You’ll want to keep the middle of your mustache neat to keep a nice, flowing style — you don’t want stray hairs to take away from your mustache’s epicness!

It’s a good idea to use a mustache comb and trimming scissors. In addition, high-quality mustache wax is crucial to keep your handlebar looking its best.

Here’s how to trim your handlebar mustache, whether it’s brand new or if you’ve been rocking it for years:

  1. Section your mustache into three parts and comb the sides out and middle down.
  2. Using sharp trimming scissors, follow the curve of your lip and trim away the hairs that pass your lip line — be careful not to trim too much!
  3. Comb the handlebar parts of your mustache down and slowly trim until the transition to your shorter hairs in the middle looks seamless.
  4. Using a small bit of mustache wax, style your handlebar as you normally would and make any necessary trims to ensure each side is even.
  5. Finally, trim any hairs growing underneath your mustache (unless you’re pairing your handlebar with other facial hair — in that case, leave these hairs alone!).

How to Style Your Handlebar Mustache in Three Steps

A man sitting at a bar rocking a short handlebar mustache

Now that your handlebar mustache is neatly groomed, let’s discuss your styling options!

First, Train Your Handlebar Mustache

Many bearded men skip this step, but it’s crucial that you don’t! Growing and styling a handlebar mustache comes with some frustrations — the most significant one being keeping it curled all day.

Because your facial hair likes to be wild, training your mustache is essential. To train it, you’ll want to start with a wet mustache, a mustache comb, and a blow dryer.

Apply heat to your mustache while combing your hair into the shape you want to help it keep that shape naturally. And once your facial hair is almost dry, switch your blow dryer to its cool setting to help lock it in.

Then all you need to do is use your mustache wax to refine your hair into the perfect shape! If you don’t train your mustache hair, you’ll have to force it with mustache wax, resulting in a much more messy look.

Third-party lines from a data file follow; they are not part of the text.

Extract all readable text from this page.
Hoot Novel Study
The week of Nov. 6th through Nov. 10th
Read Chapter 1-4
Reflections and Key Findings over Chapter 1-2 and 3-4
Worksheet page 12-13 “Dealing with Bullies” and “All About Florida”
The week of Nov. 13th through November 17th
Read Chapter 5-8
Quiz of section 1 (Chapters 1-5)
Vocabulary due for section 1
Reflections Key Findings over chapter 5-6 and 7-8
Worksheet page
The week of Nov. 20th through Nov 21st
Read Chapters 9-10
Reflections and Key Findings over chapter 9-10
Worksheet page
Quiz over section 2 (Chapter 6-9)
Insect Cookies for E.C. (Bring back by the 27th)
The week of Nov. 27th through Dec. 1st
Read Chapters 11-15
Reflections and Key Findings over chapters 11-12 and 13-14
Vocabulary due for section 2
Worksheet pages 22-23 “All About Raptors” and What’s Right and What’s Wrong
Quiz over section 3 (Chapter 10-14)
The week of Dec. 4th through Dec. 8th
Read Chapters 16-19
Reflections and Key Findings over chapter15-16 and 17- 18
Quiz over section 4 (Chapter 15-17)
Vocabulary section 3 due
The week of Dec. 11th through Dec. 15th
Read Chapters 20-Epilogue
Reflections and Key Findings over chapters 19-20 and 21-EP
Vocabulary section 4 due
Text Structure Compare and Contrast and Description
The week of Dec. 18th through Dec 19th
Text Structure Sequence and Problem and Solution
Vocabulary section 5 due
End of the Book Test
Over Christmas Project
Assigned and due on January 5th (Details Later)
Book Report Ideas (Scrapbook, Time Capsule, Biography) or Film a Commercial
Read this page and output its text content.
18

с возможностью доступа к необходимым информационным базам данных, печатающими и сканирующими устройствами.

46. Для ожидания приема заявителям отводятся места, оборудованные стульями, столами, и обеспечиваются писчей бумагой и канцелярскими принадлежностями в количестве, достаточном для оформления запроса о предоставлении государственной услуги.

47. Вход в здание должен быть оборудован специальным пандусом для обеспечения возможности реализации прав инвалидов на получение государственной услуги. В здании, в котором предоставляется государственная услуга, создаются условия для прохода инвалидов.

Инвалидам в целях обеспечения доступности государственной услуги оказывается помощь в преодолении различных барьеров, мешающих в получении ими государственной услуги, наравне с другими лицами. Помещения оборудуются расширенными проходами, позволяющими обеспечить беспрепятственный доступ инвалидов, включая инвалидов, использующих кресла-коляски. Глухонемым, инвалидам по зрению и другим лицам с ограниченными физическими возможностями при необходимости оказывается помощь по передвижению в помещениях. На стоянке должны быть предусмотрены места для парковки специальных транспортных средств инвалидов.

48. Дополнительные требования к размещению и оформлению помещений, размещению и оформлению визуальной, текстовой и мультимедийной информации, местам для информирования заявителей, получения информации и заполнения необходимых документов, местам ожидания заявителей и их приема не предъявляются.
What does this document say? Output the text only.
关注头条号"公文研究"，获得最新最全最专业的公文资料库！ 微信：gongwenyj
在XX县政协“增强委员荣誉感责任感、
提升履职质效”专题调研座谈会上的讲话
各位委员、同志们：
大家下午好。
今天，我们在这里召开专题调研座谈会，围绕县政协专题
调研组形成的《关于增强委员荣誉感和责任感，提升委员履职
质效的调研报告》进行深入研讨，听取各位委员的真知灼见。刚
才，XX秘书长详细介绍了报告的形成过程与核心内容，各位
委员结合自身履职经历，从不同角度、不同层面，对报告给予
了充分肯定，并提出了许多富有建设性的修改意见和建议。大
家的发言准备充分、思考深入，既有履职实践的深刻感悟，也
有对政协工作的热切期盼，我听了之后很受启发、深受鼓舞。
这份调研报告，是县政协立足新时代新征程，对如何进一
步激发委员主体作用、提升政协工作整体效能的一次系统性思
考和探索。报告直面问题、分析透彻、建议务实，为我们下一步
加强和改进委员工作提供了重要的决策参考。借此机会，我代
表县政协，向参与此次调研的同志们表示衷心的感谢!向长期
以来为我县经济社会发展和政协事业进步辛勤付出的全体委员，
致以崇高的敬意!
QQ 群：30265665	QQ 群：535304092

Related: How to Train Your Facial Hair

Apply Mustache Wax

You don’t want to apply mustache wax when it’s at room temperature — unless you want clumps of it hanging out in your ‘stache. 

Instead, warm the mustache wax using your palms and fingers to soften it before spreading it through your facial hair. You can even warm it up with a blow dryer for an easier time!

Then, use a mustache comb or soft bristle brush to spread it evenly throughout your handlebar mustache.

Keep your handlebar looking its best with the right mustache care products!

Curl Your Mustache

Finally, it’s time to curl! Get a little more wax in your hand and use it to smooth out the ends of your mustache. You only need to apply a little pressure to get them to stay together. 

You might think that you need to twist the ends to get the handlebar style, but you don’t — doing so will make it look messy.

Then, all you have to do is curl your mustache into whatever shape you want!

Rock Your New Handlebar Mustache!

Before you leave, we have a few more handlebar mustache-growing tips for you!

  • Don’t shave near the corners of your mouth (you’ll be tempted, but resist!).
  • Use a beard wash regularly to keep your mustache hairs (and the skin underneath) clean and healthy.
  • Brush your ‘stache daily using a soft bristle brush.
  • Seriously, don’t skip the mustache-training step!